I guess in the end, the important thing is that I have a reason to write again, even if it is just a bit if fluff here and there. So here is to the past 50 days of blogging, the next 50 days to come and that I continue to blog for even longer after this personal challenge is done.

Take care apprentices.

Dave

Wednesday, January 2, 2013

71 Days Till GaryCon! Inspiration in a World of Mass Communications.

As I mentioned in my review of The Hobbit, I never read any of Tolkien's books. In fact, outside of the first three Dragonlance novels, I never really read any fantasy fiction. Most of my exposure to fantasy came from television and movies. Thundarr the Barbarian, Beastmaster, Willow, those were the stories that I looked to for fantasy adventure. I got into D&D around the same time The Legend of Zelda came out for the NES. Not surprisingly, my first attempt at being a Dungeon Master involved trying to recreate the dungeons of that game.

It's one of those things that has left me feeling a bit excluded from the 'OSR' as it were. I know Conan The Barbarian from the Schwarzenegger films, while most other gamers have read Robert E. Howard's books. My exposure to Lovecraft came from an episode of The Real Ghostbusters. And frankly, I am more likely to quite season one of The Transformers than The Silmarillion. In fact I am more of a fan of science fiction than fantasy, despite my love for fantasy role-playing games. And I find myself looking to film and television more and more for ideas than the written works of my contemporaries.

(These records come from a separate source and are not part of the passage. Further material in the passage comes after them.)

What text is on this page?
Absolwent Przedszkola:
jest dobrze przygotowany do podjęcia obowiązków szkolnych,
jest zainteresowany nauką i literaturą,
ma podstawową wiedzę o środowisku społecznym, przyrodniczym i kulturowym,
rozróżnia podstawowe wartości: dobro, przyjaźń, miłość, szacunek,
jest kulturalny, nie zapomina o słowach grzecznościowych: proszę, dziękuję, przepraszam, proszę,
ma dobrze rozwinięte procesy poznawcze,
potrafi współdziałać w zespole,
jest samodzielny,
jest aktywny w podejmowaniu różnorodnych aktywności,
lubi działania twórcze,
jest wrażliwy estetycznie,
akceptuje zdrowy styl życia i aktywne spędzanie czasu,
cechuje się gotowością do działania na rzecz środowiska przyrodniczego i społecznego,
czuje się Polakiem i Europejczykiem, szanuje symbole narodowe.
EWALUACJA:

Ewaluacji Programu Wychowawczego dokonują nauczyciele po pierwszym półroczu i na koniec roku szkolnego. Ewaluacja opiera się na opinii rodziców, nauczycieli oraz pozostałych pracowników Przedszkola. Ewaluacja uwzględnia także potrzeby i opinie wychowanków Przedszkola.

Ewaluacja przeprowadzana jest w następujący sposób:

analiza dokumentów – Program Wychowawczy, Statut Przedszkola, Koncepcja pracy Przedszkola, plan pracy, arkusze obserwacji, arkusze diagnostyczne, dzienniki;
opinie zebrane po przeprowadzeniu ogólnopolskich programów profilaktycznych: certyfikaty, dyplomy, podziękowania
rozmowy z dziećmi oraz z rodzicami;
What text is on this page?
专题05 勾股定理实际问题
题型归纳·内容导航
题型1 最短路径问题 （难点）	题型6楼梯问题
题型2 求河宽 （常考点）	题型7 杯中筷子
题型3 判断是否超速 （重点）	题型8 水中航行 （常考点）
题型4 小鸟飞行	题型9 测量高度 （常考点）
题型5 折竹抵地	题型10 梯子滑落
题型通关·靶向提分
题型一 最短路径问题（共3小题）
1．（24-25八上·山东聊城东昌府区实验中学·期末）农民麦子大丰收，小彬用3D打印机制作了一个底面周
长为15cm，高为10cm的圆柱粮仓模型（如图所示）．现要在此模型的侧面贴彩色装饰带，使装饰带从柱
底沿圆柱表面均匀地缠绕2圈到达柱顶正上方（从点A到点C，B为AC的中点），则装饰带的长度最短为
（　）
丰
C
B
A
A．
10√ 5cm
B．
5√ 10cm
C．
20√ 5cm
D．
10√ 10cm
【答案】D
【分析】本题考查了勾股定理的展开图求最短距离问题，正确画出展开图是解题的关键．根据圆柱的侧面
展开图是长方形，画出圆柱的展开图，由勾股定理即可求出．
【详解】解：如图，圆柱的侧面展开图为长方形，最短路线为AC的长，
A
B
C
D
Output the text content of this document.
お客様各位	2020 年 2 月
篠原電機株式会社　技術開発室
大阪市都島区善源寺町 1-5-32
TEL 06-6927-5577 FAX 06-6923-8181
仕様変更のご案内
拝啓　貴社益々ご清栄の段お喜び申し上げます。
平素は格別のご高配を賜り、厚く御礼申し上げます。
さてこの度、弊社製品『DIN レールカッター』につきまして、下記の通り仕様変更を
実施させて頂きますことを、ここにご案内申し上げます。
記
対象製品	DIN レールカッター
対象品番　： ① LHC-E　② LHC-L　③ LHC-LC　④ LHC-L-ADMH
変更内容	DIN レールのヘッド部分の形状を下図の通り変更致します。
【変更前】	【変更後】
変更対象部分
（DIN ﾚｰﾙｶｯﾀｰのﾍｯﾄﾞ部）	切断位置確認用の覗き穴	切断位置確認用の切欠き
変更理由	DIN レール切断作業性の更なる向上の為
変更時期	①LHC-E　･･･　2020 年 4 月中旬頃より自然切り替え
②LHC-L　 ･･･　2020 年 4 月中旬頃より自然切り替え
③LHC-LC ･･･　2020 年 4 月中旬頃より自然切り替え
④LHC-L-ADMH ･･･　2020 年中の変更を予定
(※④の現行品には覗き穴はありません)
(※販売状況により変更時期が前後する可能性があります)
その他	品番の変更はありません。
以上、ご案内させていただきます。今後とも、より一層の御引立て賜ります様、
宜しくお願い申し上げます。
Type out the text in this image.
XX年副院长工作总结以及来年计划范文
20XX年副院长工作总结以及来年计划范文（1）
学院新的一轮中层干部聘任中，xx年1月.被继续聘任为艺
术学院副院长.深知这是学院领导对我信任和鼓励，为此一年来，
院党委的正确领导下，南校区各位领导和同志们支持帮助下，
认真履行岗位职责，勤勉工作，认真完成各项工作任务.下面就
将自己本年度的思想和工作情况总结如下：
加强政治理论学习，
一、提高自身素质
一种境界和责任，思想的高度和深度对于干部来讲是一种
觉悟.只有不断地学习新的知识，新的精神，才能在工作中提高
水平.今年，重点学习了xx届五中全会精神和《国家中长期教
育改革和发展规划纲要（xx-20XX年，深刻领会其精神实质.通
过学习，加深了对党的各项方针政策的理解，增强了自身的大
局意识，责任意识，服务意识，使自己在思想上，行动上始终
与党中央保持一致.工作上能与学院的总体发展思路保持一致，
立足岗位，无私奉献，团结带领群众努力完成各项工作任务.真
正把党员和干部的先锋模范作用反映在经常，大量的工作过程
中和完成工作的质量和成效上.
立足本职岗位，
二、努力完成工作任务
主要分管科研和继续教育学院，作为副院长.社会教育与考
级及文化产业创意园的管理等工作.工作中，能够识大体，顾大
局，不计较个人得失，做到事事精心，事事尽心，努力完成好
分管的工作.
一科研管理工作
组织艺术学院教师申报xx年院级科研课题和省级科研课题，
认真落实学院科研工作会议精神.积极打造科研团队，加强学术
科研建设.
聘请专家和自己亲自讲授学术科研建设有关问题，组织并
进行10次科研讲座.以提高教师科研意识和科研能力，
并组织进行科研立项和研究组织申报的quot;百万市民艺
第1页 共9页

So here's the question I have for everyone. Am I the only person like this? Am I the only one that looks at Ocean's Eleven and sees it as a Shadowrun campaign? Or wants to port the plot of Alien to a galleon on the high seas in D&D? Am I the only one that developed FASERIP stats for Optimus Prime? Heck, I'm running a play-by-post game inspired by a show on The Discovery Channel for crying out loud!

And in the future, as communications technology allows more and more people to develop their own creative worlds, what will the next step in creative inspiration come from?